2019年になったはがりのある夜、ミハルの仕事が早く終わったためドライブに出かけた。運転はミハルだ。走ってみたいコースがあるから練習がてら付き合ってほしいという。僕はいつものように、二つ返事で誘いに乗った。

すると帰り道、ミハルはこんな相談を持ちかけてきた。
「私に好意を持ってる人がいる。この前一緒に食事に出かけたけど…楽しく感じない。タクミさんと一緒にいる時間が楽しすぎて」

タクミとは僕のことだ。この相談はつまり、ミハルの中で僕が一番であることを示していた。
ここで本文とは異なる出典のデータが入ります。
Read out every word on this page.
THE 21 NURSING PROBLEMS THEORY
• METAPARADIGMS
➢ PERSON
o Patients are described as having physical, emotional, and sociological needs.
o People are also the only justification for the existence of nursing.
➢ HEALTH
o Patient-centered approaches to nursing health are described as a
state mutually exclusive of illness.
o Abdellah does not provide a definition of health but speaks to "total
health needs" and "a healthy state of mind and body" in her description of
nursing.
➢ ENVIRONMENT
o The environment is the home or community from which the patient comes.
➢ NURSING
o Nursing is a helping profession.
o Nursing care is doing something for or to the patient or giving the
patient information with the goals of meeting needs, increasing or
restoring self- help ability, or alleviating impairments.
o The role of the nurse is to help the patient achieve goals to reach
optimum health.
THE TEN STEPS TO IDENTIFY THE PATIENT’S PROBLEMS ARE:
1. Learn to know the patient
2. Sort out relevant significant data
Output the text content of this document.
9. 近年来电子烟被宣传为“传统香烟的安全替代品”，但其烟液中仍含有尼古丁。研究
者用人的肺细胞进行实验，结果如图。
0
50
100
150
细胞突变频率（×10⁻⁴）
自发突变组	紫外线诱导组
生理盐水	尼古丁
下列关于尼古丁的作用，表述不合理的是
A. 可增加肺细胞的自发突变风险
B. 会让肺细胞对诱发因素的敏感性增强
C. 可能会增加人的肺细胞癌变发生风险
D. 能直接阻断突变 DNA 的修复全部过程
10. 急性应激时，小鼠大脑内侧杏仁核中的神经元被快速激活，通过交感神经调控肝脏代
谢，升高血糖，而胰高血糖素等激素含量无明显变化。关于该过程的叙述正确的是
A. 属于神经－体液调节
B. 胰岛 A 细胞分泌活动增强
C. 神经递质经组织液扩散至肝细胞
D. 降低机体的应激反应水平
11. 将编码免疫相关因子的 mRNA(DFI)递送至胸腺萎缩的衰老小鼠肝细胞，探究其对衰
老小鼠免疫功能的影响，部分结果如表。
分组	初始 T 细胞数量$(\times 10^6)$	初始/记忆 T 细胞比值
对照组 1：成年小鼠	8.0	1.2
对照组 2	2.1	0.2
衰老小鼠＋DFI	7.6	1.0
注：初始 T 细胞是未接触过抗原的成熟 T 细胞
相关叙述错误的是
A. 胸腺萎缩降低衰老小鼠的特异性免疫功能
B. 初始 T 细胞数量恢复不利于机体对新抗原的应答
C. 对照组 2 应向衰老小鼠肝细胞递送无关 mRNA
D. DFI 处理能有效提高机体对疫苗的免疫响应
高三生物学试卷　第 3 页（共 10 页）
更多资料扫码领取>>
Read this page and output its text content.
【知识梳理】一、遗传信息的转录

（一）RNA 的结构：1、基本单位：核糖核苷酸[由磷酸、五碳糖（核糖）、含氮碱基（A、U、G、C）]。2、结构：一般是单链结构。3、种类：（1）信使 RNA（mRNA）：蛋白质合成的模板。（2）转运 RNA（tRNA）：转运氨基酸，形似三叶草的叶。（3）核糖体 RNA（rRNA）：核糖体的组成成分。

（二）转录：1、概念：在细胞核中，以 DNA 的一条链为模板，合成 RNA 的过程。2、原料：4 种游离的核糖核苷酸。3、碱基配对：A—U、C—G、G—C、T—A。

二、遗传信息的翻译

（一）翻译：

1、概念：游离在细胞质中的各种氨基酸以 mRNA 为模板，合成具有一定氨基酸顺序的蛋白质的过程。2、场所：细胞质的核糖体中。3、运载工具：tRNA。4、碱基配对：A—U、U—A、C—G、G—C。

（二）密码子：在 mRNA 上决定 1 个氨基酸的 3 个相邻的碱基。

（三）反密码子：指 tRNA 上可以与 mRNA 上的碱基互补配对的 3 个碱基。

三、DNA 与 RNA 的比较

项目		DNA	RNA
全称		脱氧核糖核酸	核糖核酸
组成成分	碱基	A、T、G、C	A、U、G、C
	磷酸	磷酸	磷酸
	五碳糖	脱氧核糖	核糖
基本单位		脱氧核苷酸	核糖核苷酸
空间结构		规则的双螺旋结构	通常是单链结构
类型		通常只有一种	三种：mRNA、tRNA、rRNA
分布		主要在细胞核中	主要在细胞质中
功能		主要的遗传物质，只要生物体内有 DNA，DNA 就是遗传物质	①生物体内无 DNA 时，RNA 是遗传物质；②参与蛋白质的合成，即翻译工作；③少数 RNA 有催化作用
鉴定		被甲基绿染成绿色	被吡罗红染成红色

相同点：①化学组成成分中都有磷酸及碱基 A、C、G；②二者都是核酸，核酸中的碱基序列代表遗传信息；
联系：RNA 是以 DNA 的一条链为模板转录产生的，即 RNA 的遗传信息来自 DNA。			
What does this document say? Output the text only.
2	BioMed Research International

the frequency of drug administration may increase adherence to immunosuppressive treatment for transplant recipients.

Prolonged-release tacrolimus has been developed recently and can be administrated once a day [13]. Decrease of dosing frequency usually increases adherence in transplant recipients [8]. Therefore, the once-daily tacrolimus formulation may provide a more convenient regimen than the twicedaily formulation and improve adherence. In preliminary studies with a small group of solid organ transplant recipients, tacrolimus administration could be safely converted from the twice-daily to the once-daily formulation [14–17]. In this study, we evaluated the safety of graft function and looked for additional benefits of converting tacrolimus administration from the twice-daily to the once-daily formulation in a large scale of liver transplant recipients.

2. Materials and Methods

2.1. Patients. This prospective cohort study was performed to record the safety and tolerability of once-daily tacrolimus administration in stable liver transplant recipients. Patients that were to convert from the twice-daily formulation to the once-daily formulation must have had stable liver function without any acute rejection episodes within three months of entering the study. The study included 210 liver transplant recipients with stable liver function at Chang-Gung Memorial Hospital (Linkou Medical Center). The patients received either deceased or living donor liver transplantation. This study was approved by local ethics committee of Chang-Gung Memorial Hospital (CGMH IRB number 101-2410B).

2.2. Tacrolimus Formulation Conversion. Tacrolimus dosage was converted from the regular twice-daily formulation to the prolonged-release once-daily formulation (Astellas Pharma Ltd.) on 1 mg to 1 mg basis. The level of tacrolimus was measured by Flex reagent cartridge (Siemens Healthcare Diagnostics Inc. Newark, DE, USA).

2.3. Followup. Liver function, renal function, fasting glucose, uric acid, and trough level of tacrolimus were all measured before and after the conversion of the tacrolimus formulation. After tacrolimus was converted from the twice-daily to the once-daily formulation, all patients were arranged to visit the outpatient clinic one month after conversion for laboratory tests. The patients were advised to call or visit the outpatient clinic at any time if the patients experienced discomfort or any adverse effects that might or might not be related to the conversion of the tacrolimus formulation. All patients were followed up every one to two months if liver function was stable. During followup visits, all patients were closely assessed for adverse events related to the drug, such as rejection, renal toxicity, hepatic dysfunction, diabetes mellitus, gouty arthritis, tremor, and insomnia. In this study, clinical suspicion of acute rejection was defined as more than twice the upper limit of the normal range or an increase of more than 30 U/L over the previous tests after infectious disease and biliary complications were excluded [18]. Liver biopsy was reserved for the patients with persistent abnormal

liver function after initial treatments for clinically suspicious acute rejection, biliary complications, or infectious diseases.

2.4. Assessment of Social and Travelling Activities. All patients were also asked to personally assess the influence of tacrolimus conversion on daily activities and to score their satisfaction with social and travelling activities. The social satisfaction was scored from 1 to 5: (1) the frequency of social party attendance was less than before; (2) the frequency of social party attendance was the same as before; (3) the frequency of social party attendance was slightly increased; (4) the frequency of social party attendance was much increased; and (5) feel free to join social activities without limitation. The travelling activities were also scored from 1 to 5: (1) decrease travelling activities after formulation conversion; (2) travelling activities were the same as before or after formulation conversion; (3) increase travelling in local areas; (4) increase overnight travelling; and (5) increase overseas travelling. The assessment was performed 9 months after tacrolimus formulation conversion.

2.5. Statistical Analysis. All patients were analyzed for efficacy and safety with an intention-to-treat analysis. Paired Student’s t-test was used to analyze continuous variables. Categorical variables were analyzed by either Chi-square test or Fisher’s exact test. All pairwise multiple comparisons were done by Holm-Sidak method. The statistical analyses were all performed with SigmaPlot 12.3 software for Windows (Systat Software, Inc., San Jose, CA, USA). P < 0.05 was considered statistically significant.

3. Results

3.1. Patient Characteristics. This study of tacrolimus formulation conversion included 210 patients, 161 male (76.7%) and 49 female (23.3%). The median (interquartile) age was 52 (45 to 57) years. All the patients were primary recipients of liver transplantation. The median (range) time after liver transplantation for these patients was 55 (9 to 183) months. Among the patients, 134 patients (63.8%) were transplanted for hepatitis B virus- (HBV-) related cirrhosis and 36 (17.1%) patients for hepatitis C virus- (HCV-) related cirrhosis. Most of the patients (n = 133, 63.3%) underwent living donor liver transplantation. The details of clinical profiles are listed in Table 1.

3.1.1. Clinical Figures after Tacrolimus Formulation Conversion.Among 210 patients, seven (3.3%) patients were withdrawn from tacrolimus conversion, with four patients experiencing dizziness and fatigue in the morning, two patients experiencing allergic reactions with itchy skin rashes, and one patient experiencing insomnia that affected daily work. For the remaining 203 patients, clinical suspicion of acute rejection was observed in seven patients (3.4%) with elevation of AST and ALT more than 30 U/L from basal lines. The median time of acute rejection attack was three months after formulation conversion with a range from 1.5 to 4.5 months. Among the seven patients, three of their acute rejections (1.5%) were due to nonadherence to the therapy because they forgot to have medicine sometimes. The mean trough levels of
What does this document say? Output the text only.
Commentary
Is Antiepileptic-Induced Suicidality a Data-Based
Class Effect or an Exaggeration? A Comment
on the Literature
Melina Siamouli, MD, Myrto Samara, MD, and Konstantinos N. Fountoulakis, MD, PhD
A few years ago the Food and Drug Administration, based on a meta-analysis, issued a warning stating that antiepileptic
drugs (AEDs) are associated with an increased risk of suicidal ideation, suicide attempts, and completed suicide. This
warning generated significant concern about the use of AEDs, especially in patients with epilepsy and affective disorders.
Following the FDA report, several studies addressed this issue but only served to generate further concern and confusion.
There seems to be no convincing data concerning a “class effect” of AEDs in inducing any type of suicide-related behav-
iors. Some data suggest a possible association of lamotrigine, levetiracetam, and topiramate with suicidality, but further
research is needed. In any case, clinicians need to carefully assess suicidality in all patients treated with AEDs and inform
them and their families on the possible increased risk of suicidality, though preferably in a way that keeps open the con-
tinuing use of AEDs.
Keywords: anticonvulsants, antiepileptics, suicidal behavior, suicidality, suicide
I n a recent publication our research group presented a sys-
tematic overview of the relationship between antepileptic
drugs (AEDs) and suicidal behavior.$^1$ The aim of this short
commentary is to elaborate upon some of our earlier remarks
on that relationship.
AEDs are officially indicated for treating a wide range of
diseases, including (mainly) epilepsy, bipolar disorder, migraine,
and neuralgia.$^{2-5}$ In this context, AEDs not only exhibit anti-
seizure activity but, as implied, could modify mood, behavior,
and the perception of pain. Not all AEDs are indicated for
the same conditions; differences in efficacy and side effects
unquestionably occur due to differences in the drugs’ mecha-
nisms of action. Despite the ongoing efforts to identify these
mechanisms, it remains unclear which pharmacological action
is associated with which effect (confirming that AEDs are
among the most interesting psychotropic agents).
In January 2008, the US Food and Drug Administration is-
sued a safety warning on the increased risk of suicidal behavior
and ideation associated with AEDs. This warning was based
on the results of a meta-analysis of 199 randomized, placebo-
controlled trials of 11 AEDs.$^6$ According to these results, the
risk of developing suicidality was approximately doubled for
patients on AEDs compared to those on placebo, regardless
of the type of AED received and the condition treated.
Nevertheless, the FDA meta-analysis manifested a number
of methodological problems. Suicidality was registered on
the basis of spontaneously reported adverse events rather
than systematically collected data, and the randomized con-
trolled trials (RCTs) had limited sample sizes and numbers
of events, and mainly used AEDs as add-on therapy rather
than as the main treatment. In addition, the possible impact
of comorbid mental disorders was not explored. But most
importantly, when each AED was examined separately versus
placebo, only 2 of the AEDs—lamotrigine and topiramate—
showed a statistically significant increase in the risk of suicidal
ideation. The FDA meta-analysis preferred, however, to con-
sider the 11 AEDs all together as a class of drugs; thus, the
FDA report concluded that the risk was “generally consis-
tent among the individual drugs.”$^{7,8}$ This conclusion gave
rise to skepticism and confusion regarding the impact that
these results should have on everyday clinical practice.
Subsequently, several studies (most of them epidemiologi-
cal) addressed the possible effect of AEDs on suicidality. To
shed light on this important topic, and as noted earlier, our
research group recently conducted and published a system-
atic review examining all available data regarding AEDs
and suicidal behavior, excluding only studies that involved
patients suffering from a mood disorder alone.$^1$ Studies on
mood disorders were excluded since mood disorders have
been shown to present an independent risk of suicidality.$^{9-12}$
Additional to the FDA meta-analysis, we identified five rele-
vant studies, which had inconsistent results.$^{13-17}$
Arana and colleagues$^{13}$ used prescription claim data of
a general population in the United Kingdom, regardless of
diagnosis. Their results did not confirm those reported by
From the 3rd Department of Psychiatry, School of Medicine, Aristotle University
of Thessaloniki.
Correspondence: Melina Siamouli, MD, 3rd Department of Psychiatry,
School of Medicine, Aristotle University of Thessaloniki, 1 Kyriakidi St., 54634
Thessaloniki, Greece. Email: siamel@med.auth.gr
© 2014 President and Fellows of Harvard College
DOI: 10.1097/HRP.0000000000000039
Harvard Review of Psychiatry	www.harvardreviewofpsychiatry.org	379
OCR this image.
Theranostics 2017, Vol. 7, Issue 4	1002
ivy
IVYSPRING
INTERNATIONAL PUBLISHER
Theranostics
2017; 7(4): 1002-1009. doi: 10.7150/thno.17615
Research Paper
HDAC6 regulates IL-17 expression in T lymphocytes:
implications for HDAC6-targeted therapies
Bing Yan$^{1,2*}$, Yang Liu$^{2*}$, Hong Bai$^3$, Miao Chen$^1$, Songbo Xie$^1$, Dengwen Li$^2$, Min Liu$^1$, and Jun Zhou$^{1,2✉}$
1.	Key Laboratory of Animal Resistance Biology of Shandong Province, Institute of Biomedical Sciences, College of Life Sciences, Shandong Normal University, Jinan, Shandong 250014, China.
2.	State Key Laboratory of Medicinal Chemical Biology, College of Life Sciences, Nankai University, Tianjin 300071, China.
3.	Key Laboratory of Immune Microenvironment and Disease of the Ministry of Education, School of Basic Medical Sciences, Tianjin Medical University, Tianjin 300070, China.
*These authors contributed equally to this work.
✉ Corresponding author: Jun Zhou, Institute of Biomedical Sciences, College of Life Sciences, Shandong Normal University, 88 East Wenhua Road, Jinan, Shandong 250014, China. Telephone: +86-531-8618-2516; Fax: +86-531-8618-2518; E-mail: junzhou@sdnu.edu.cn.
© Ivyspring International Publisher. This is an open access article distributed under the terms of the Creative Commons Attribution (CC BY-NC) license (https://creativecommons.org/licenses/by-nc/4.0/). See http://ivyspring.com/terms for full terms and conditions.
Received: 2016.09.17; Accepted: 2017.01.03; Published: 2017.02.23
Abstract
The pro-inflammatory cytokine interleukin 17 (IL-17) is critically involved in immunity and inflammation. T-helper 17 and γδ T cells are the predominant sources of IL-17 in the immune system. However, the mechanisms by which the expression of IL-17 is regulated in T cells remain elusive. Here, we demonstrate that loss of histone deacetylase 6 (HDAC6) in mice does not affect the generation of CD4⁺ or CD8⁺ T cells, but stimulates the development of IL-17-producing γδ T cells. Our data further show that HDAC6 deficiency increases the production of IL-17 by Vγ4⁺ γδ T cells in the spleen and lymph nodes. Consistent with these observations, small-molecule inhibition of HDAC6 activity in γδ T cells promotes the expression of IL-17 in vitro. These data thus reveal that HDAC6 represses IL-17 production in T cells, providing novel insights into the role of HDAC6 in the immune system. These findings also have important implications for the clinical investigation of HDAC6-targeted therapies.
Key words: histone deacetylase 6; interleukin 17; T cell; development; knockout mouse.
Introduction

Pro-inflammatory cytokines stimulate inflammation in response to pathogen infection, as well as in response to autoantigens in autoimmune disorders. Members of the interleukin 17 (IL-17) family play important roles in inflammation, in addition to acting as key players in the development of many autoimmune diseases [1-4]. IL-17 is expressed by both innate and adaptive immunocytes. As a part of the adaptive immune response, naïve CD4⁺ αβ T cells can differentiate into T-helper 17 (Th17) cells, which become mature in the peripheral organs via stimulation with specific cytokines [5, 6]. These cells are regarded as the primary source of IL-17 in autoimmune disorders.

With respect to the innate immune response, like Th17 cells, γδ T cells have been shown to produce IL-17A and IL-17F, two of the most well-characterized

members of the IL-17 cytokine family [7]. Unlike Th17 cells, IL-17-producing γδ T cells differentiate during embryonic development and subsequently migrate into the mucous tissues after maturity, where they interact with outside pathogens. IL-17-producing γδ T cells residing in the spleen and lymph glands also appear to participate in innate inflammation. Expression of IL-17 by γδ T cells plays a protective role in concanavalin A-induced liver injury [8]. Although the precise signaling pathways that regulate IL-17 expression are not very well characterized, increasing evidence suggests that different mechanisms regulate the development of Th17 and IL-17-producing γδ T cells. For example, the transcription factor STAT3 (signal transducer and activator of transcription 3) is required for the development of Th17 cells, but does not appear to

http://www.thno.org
ミハルはちょっとギャルっぽいところがあるが、周りの目を引くような可愛い容姿だった。友達として仲良くしていた間も、もう彼氏がいるのかなと思ったほどだ。

僕も正直な気持ちが出た。
「ミハルさんを…そんな奴に取られなくないな。俺もこうして一緒にいる時間が何より大切になってるし…取られたくない」
まだ他人行儀が残って、お互いさん付けだ。でも意外と違和感もなく、仲良くなってもそう呼んでいた。ミハルの目には涙が溢れ、運転するミハルの横から僕はティッシュを差し出していた。

その日はミハルの運転だったので、家まで送ってくれた。いつもと違う、お互いドキドキした別れ際。ミハルが「じゃあね」と言った後、僕にハグをしてきた。高鳴る心臓。次の瞬間、僕はミハルの唇にキスをしていた。

人生初のキスだ。「好き」という言葉が出ないまま、僕は初めて一線を越えた。

その日の夜は心臓がバクバクで、次の日が仕事だというのにほとんど眠れなかった。